Among the speakers the program has hosted are: George H.W. Bush, William F. Buckley Jr., Theodore Sorensen, Robert Novak, Shirley Temple Black, Tom Murphy, Milton Friedman, Geraldine Ferraro, Ralph Nader, Pat Buchanan, Dick Thornburgh, Julian Bond, Sam Donaldson, John Kenneth Galbraith, Teresa Heinz, Ted Turner and Janet Reno.

“When I began this program in 1970, the principle that guided me was that quality takes precedence over all other considerations. I cannot say that quality was always achieved, but I can and do say that quality was never deliberately compromised,” Hazo said.

A Pittsburgh native, Hazo graduated at the top of his class at St. John’s College in Annapolis. He was senior editor for political, legal, social and economic articles at Encyclopedia Britannica before coming to Pitt. Since 1970, he has seen the American Experience program transferred from the College of General Studies to the Graduate School of Public and International Affairs and, in 1990, to the University Honors College.

Edward McCord, director of programming at the Honors College, was appointed the new director of the American Experience program.

McCord, who holds an M.A. in anthropology, a Ph.D. in philosophy and a J.D. from Pitt, is former assistant to the chancellor for academic affairs, 1983-1990.

Following the panel discussion, Hazo told the University Times he intended to do some traveling, although he plans to continue living in Pittsburgh. He also is considering writing a book. Holding his hands far apart, Hazo said, “I could write one this thick.”

* * * * *

Local leaders in business, medicine and journalism gathered here Nov. 17 to disuses the question: “Liberal Education in the 21st Century: Dead or Still Desirable?” The event was sponsored by Pitt’s American Experience program.

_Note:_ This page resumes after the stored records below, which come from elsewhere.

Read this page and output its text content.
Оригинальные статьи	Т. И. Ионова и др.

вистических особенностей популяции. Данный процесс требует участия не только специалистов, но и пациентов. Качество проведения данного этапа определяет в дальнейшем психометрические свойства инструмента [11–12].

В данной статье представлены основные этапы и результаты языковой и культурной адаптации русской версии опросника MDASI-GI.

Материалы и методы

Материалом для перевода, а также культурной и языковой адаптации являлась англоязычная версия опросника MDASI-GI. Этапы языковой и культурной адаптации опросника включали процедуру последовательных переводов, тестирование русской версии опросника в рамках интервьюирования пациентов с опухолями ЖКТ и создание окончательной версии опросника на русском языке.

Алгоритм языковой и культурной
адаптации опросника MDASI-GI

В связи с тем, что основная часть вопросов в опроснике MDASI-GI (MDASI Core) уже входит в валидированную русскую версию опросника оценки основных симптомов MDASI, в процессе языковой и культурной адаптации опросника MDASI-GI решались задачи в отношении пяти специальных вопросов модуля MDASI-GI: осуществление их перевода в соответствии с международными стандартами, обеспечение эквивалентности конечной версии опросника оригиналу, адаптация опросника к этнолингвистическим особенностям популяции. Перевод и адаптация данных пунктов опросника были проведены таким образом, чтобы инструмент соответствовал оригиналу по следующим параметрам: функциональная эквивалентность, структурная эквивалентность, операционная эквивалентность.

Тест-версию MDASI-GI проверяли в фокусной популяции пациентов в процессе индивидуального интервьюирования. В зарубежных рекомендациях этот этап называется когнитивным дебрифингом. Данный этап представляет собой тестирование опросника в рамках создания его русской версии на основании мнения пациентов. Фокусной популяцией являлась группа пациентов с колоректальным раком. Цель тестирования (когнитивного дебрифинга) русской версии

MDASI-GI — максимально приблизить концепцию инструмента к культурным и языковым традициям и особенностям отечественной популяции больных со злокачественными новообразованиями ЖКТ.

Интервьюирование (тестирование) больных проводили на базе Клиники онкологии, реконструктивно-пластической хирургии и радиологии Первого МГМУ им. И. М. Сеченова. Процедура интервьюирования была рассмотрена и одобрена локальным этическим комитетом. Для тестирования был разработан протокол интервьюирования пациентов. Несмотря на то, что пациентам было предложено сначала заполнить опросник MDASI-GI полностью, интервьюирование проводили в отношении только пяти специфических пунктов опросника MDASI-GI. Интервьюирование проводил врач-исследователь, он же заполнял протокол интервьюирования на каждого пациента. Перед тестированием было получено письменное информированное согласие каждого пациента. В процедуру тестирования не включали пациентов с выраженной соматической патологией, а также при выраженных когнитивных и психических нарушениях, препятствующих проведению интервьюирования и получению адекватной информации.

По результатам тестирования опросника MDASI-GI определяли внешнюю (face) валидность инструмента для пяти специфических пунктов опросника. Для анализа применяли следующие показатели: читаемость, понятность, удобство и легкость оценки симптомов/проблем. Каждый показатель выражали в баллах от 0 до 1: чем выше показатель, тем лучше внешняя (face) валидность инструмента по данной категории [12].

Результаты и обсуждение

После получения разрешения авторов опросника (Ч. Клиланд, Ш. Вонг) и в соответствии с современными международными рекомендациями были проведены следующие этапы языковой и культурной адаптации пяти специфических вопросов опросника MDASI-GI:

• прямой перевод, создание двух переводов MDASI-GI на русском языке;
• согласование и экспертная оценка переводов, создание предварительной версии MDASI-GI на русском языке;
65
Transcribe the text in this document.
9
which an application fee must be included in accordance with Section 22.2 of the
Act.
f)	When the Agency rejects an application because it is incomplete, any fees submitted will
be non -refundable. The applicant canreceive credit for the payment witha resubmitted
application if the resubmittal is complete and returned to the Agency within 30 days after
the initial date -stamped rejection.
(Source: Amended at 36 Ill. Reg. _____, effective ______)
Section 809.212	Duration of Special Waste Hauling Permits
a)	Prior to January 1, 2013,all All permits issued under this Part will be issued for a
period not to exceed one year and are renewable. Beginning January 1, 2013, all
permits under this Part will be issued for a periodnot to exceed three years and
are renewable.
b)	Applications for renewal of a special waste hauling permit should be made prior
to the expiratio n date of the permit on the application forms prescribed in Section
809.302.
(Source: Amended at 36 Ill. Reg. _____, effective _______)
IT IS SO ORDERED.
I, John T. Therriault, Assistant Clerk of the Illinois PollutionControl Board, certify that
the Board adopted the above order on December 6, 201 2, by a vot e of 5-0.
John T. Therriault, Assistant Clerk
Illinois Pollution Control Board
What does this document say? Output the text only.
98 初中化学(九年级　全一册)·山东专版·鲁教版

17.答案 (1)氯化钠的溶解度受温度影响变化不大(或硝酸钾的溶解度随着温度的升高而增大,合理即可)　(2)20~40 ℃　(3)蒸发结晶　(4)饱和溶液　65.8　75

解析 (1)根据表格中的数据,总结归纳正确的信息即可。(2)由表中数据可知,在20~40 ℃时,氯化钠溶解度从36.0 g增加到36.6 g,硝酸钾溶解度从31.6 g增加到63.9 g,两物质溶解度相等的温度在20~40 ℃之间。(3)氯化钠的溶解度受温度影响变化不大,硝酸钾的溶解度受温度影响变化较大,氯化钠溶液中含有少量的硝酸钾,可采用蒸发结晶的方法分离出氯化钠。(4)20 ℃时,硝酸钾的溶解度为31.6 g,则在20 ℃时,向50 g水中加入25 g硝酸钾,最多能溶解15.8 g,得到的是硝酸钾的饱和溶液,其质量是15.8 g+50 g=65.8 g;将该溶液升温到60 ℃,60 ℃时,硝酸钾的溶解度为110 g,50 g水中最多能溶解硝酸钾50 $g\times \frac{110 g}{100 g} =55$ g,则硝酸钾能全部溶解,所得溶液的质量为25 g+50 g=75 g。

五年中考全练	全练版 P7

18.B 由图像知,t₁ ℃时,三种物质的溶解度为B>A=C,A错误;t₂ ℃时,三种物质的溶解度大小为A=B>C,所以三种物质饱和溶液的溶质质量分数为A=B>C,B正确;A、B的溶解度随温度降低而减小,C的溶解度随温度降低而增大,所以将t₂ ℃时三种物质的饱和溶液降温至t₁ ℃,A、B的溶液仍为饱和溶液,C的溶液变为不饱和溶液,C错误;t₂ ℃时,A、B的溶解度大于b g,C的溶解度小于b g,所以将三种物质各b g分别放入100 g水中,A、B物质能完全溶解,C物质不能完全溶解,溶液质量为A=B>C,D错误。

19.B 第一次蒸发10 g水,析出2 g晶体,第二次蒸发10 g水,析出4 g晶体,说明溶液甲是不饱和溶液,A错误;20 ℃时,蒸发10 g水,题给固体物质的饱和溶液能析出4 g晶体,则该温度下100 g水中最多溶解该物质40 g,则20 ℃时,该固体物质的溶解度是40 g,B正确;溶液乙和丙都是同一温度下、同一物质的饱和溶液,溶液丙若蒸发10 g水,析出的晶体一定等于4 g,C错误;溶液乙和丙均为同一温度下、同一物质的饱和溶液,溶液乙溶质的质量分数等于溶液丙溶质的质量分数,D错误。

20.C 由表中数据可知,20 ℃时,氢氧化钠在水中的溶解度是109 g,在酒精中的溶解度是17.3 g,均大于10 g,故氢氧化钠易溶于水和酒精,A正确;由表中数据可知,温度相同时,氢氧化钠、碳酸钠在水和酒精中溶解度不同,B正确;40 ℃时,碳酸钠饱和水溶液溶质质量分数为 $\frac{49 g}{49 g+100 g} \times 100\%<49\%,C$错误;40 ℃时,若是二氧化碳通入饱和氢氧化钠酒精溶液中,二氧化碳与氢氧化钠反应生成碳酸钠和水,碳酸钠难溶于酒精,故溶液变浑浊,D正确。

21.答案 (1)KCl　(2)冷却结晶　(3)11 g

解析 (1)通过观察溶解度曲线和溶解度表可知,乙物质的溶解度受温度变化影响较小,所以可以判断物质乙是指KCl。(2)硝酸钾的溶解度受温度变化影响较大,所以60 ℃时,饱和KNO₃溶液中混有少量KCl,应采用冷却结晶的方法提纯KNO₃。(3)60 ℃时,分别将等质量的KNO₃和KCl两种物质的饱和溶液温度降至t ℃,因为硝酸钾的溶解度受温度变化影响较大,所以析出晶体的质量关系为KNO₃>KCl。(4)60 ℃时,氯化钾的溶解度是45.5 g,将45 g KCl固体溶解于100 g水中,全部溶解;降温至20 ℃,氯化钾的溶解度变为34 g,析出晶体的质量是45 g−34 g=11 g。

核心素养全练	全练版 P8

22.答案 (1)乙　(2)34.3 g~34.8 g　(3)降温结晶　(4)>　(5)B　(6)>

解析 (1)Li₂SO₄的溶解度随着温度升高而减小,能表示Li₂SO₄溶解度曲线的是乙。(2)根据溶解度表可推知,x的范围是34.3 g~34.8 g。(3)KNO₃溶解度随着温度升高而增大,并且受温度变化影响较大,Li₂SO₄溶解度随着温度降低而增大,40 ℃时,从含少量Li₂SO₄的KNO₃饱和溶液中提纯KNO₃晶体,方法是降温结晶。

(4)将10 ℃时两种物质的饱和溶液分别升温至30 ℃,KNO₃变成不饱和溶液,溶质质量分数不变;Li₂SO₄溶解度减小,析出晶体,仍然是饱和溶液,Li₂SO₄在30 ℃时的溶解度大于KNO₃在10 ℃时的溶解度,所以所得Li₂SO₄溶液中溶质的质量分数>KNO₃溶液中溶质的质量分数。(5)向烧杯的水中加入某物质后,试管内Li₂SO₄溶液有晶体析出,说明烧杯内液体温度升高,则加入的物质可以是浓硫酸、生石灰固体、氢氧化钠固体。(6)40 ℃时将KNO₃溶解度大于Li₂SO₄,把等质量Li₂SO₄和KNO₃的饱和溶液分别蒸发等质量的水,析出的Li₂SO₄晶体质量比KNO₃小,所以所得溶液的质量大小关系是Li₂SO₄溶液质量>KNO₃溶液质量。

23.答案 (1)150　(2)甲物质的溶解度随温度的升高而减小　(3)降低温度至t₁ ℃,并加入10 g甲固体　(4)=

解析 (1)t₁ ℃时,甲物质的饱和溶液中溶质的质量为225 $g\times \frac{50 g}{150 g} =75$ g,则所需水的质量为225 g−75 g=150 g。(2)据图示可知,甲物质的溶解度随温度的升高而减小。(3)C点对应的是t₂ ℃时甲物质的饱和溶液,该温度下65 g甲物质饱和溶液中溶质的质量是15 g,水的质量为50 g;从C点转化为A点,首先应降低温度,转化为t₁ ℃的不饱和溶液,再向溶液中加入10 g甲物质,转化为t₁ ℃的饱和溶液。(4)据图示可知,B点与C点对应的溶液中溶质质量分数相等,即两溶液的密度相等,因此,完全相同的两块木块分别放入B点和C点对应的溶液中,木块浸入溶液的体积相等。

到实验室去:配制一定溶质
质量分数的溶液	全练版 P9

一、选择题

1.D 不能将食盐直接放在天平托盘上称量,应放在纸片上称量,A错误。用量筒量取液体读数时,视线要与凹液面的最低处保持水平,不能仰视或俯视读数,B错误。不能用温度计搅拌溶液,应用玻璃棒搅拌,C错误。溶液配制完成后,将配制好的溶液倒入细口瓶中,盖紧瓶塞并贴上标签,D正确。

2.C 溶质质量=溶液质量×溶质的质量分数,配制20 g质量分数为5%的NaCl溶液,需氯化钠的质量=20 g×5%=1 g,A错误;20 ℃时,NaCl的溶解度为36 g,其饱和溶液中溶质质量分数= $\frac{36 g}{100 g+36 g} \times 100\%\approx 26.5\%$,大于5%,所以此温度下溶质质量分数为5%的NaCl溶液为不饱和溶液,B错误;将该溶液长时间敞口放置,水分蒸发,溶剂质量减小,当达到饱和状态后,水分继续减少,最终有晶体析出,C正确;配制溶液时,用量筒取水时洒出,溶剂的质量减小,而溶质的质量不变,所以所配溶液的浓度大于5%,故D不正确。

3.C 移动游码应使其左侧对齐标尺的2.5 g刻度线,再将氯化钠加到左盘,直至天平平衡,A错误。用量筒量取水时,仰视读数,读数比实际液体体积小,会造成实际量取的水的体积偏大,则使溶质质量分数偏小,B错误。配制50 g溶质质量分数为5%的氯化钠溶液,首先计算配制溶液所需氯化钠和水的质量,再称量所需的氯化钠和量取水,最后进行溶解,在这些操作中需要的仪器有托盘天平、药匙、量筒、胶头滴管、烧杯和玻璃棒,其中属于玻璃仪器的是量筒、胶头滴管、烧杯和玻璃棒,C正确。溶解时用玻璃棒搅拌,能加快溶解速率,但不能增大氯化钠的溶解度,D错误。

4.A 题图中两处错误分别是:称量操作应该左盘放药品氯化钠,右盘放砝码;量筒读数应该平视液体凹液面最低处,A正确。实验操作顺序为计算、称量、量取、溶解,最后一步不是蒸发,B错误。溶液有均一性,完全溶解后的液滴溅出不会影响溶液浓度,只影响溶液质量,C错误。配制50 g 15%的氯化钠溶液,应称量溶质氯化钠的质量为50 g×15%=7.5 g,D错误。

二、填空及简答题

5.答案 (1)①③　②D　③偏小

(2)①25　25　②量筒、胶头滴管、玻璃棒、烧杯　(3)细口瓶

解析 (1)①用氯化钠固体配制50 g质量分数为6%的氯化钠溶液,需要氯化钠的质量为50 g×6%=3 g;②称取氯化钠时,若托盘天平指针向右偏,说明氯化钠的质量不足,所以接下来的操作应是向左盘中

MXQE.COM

The six panelists were Robert Hazo, director of the American Experience program, who doubled as the moderator; David Shribman, executive editor of the Pittsburgh Post-Gazette; Georgia Berner, president and CEO of Berner International Corp.; Arthur Levine, dean of Pitt’s School of Medicine and senior vice chancellor for Health Sciences; Gregory Curtis, managing director and chair of Greycourt & Co. Inc., and Schuyler Foerster, president of the World Affairs Council of Pittsburgh.

In a two-hour, free-flowing discussion, the panelists for the most part agreed that a liberal education in the classical sense not only is desirable but necessary to lead a full life of critical self-evaluation, to wrestle with life’s eternal questions, to gain exposure to the great thinkers in human history and, as Levine put it, to nurture “the ability to retain two competing ideas in one’s head at the same time.”

Panelists lamented that a liberal arts education often is subjugated in the American educational system in favor of a push to train students for a particular occupation.

“Critical thinking is the single most important — and policy-relevant — product of a classic liberal education,” Foerster maintained. “It forces people to ask questions, to question all theories. Undergraduate education should not be about your occupation.”

Curtis added, “I think liberal education is and has always been alive, but always in the minority and always struggling. My 2-year-old recently asked: ‘What happens when we die?’ The impulse to grapple with large questions of life starts early in life and persists. But it needs to be nurtured, not stamped out.”